Coronavírus: construção civil não suspende obras e entidades questionam segurança dos trabalhadores
Em meio ao esvaziamento de lojas e do comércio gerado pela pandemia da covid-19 em todo o país, canteiros de obras continuam a funcionar com poucos entraves. Com aproximadamente dois milhões de trabalhadores com carteira assinada, a construção civil teve somente interrupções pontuais em suas atividades.
Os governos dos três maiores estados do país, São Paulo, Rio de Janeiro e Minas Gerais, não estabeleceram restrições para o funcionamento dos canteiros até agora. Somente estados menos expressivos para o setor, como Pernambuco e Goiás, chegaram a determinar a paralisação das atividades. Procurados, nenhum dos estados quis se manifestar.

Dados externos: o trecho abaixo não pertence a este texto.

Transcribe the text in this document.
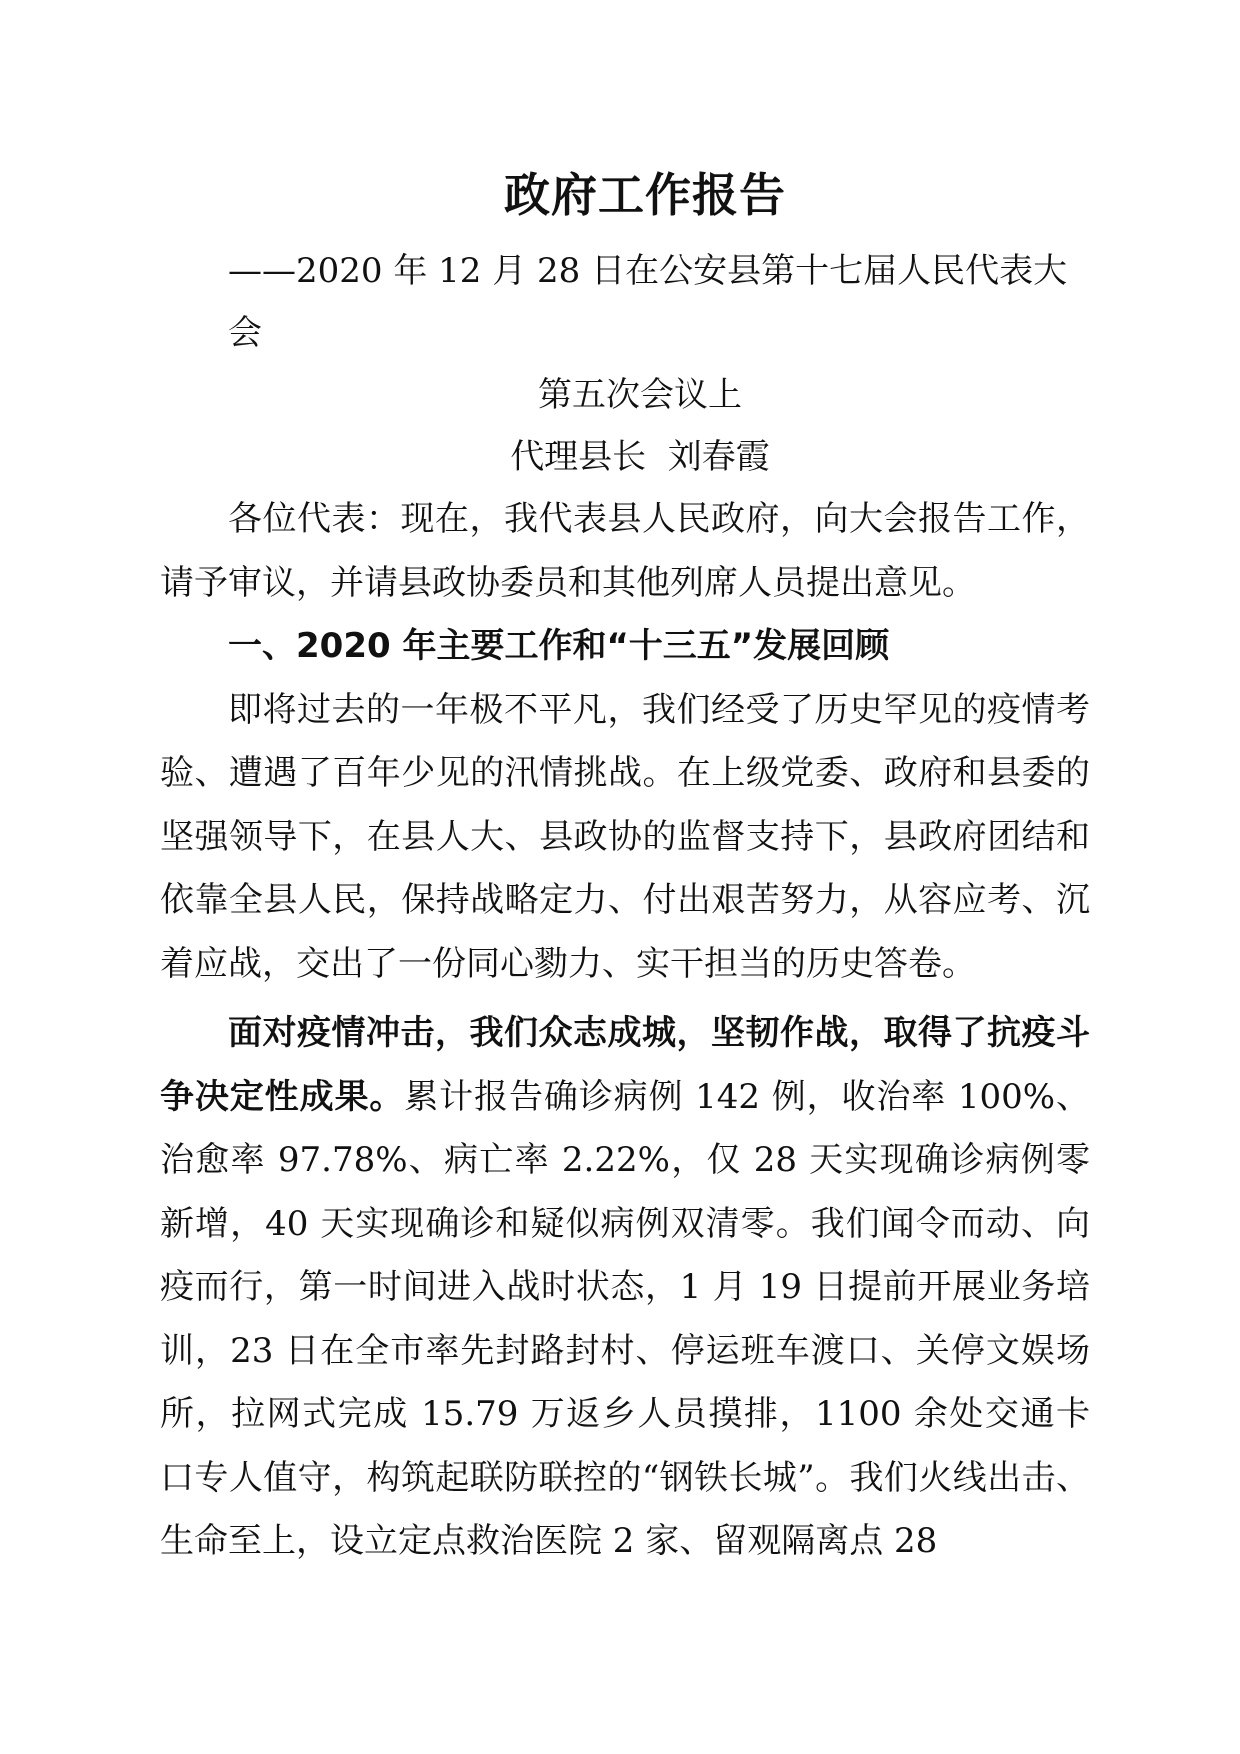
政府工作报告

——2020 年 12 月 28 日在公安县第十七届人民代表大会

第五次会议上

代理县长  刘春霞

各位代表：现在，我代表县人民政府，向大会报告工作，请予审议，并请县政协委员和其他列席人员提出意见。

一、2020 年主要工作和“十三五”发展回顾

即将过去的一年极不平凡，我们经受了历史罕见的疫情考验、遭遇了百年少见的汛情挑战。在上级党委、政府和县委的坚强领导下，在县人大、县政协的监督支持下，县政府团结和依靠全县人民，保持战略定力、付出艰苦努力，从容应考、沉着应战，交出了一份同心勠力、实干担当的历史答卷。

面对疫情冲击，我们众志成城，坚韧作战，取得了抗疫斗争决定性成果。累计报告确诊病例 142 例，收治率 100%、治愈率 97.78%、病亡率 2.22%，仅 28 天实现确诊病例零新增，40 天实现确诊和疑似病例双清零。我们闻令而动、向疫而行，第一时间进入战时状态，1 月 19 日提前开展业务培训，23 日在全市率先封路封村、停运班车渡口、关停文娱场所，拉网式完成 15.79 万返乡人员摸排，1100 余处交通卡口专人值守，构筑起联防联控的“钢铁长城”。我们火线出击、生命至上，设立定点救治医院 2 家、留观隔离点 28
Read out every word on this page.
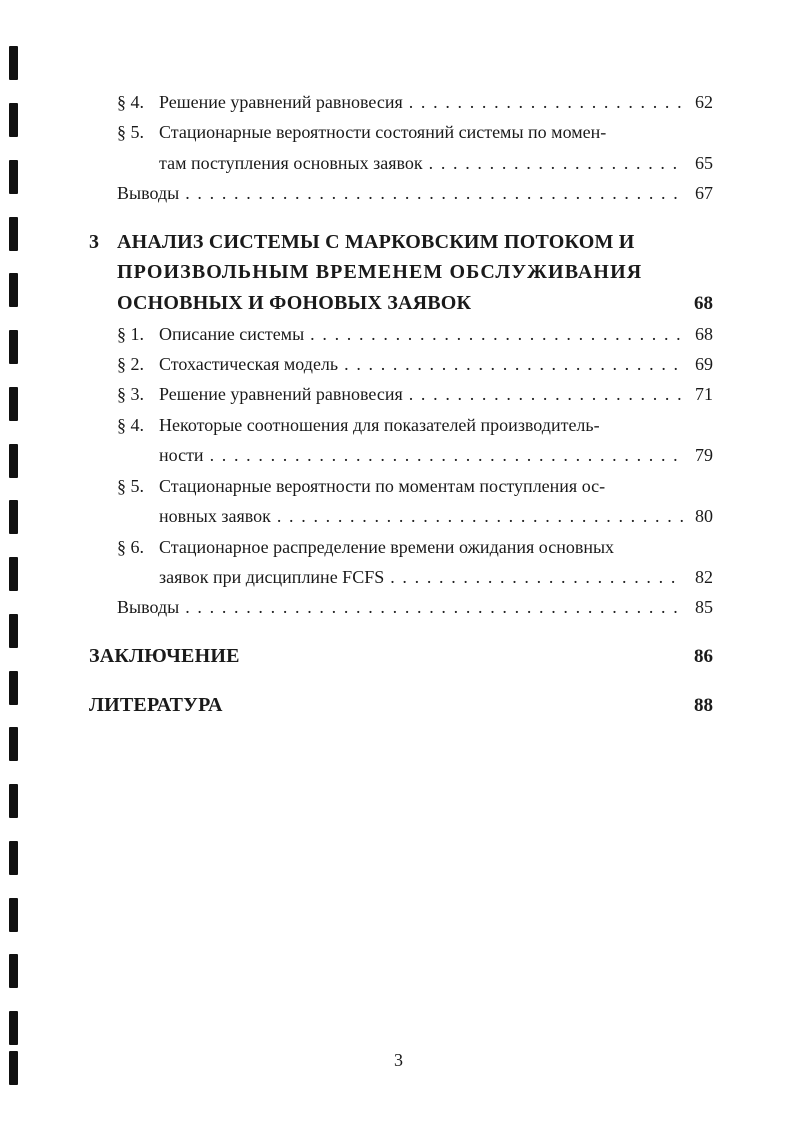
§ 4. Решение уравнений равновесия . . .	62
§ 5. Стационарные вероятности состояний системы по момен-
там поступления основных заявок . . .	65
Выводы . . .	67
3 АНАЛИЗ СИСТЕМЫ С МАРКОВСКИМ ПОТОКОМ И
ПРОИЗВОЛЬНЫМ ВРЕМЕНЕМ ОБСЛУЖИВАНИЯ
ОСНОВНЫХ И ФОНОВЫХ ЗАЯВОК	68
§ 1. Описание системы . . .	68
§ 2. Стохастическая модель . . .	69
§ 3. Решение уравнений равновесия . . .	71
§ 4. Некоторые соотношения для показателей производитель-
ности . . .	79
§ 5. Стационарные вероятности по моментам поступления ос-
новных заявок . . .	80
§ 6. Стационарное распределение времени ожидания основных
заявок при дисциплине FCFS . . .	82
Выводы . . .	85
ЗАКЛЮЧЕНИЕ	86
ЛИТЕРАТУРА	88
3
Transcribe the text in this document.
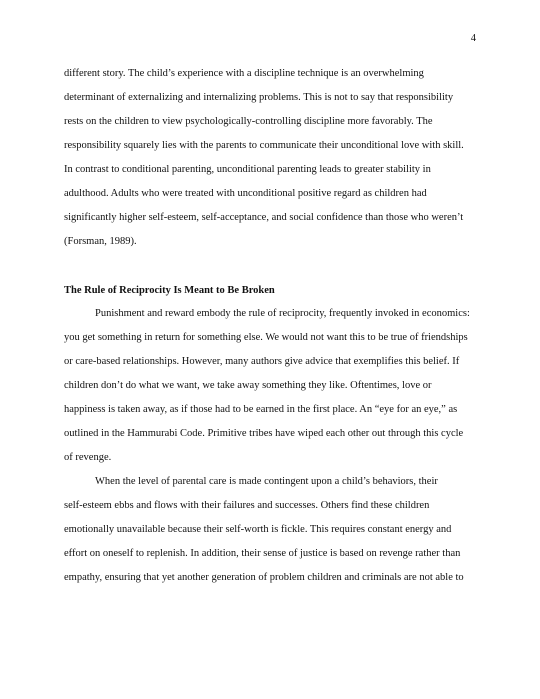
4
different story. The child’s experience with a discipline technique is an overwhelming
determinant of externalizing and internalizing problems. This is not to say that responsibility
rests on the children to view psychologically-controlling discipline more favorably. The
responsibility squarely lies with the parents to communicate their unconditional love with skill.
In contrast to conditional parenting, unconditional parenting leads to greater stability in
adulthood. Adults who were treated with unconditional positive regard as children had
significantly higher self-esteem, self-acceptance, and social confidence than those who weren’t
(Forsman, 1989).
The Rule of Reciprocity Is Meant to Be Broken
Punishment and reward embody the rule of reciprocity, frequently invoked in economics:
you get something in return for something else. We would not want this to be true of friendships
or care-based relationships. However, many authors give advice that exemplifies this belief. If
children don’t do what we want, we take away something they like. Oftentimes, love or
happiness is taken away, as if those had to be earned in the first place. An “eye for an eye,” as
outlined in the Hammurabi Code. Primitive tribes have wiped each other out through this cycle
of revenge.
When the level of parental care is made contingent upon a child’s behaviors, their
self-esteem ebbs and flows with their failures and successes. Others find these children
emotionally unavailable because their self-worth is fickle. This requires constant energy and
effort on oneself to replenish. In addition, their sense of justice is based on revenge rather than
empathy, ensuring that yet another generation of problem children and criminals are not able to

Mesmo com medidas que busquem diminuir os riscos, como máscaras e o uso de álcool em gel, não há como garantir a saúde dos trabalhadores, segundo o auditor-fiscal do trabalho Luiz Alfredo Scienza. “O canteiro de obras não é um ambiente seguro. A construção concentra a maior parte dos trabalhadores em determinadas atividades, eles ficam juntos, próximos. Como é possível garantir a integridade desse trabalhador diante da forma como esse vírus se propaga?” diz. Segundo Scienza, o fato de o vírus ser altamente contagioso, mesmo em indivíduos sem sintomas, faz o seu controle ser extremamente difícil nesse ambiente de trabalho.
Empresários do setor, porém, argumentam que é possível manter os canteiros em funcionamento. “Segurança do trabalho virou algo que o construtor dá muito valor. Introduzir as exigências que a pandemia trouxe foi fácil para o setor”, diz Odair Senra, presidente do Sinduscon-SP, entidade que reúne as construtoras no estado de São Paulo.
Atividade essencial?
O argumento principal utilizado pelas entidades patronais e pelos governadores para manter a construção civil em funcionamento é o de que ela seria uma atividade essencial. Em São Paulo, por exemplo, o governador João Doria determinou que a construção civil está no mesmo patamar de atividades como segurança e serviços de saúde. Ao fazer o anúncio das atividades excluídas da quarentena no estado, Doria afirmou que o funcionamento das indústrias, incluindo a da construção civil, era possível pela inexistência de um atendimento ao público.
O procurador do trabalho Tiago Cavalcanti alega que “não existe nenhum fundamento minimamente razoável para que as indústrias, o que inclui a construção civil, estejam previstas como atividades essenciais”. Cavalcanti questiona a decisão do governo de Alagoas que, como o governador de São Paulo, considerou a construção civil uma atividade essencial. Segundo o procurador, manter os trabalhadores de canteiros de obras em atividade é inconstitucional por “violar o dispositivo constitucional que garante a redução dos riscos inerentes ao trabalho, por meio de normas de saúde e segurança do trabalho.” Além disso, para ele, não suspender as construções prejudica outras medidas tomadas no restante da sociedade para prevenir a propagação do vírus. O governo de Alagoas não respondeu aos pedidos de esclarecimento.
Scienza concorda que não há motivos para considerar a construção civil como uma atividade essencial. “Praticamente todas as etapas das obras, inclusive a concretagem, podem ficar paradas sem problemas. Não se pode sequer alegar prejuízo econômico.”, argumenta o auditor-fiscal.
Acordos para diminuir riscos
Diante do funcionamento das obras, sindicatos de trabalhadores têm feito acordos com as entidades empresariais buscando diminuir os riscos nos canteiros. “O governador João Doria não suspendeu o trabalho nas obras, e não teve diálogo nenhum conosco sobre isso. Aí o que nos sobrou para fazer? Fazer pressão sobre as empresas, para que o pessoal possa ao menos trabalhar com alguma segurança”, diz o presidente do Sindicato dos Trabalhadores nas Indústrias da Construção Civil de São Paulo, Antonio de Sousa Ramalho.
O sindicato dos trabalhadores fez um acordo para diminuir os riscos nos canteiros junto ao Sinduscon-SP, entidade que reúne as empresas de construção civil no estado. O acordo com o sindicato patronal prevê uma série de medidas de higienização e mudanças nas rotinas das obras. No canteiro, os trabalhadores devem ter a temperatura medida logo em sua entrada para verificar casos de febre. As obras devem ter álcool em gel e equipamentos de proteção como máscaras disponíveis, e além disso os trabalhadores devem ser separados durante as refeições para diminuir o risco de contágio. Já as jornadas de trabalho foram flexibilizadas para que os trabalhadores não peguem transporte público em horários de pico.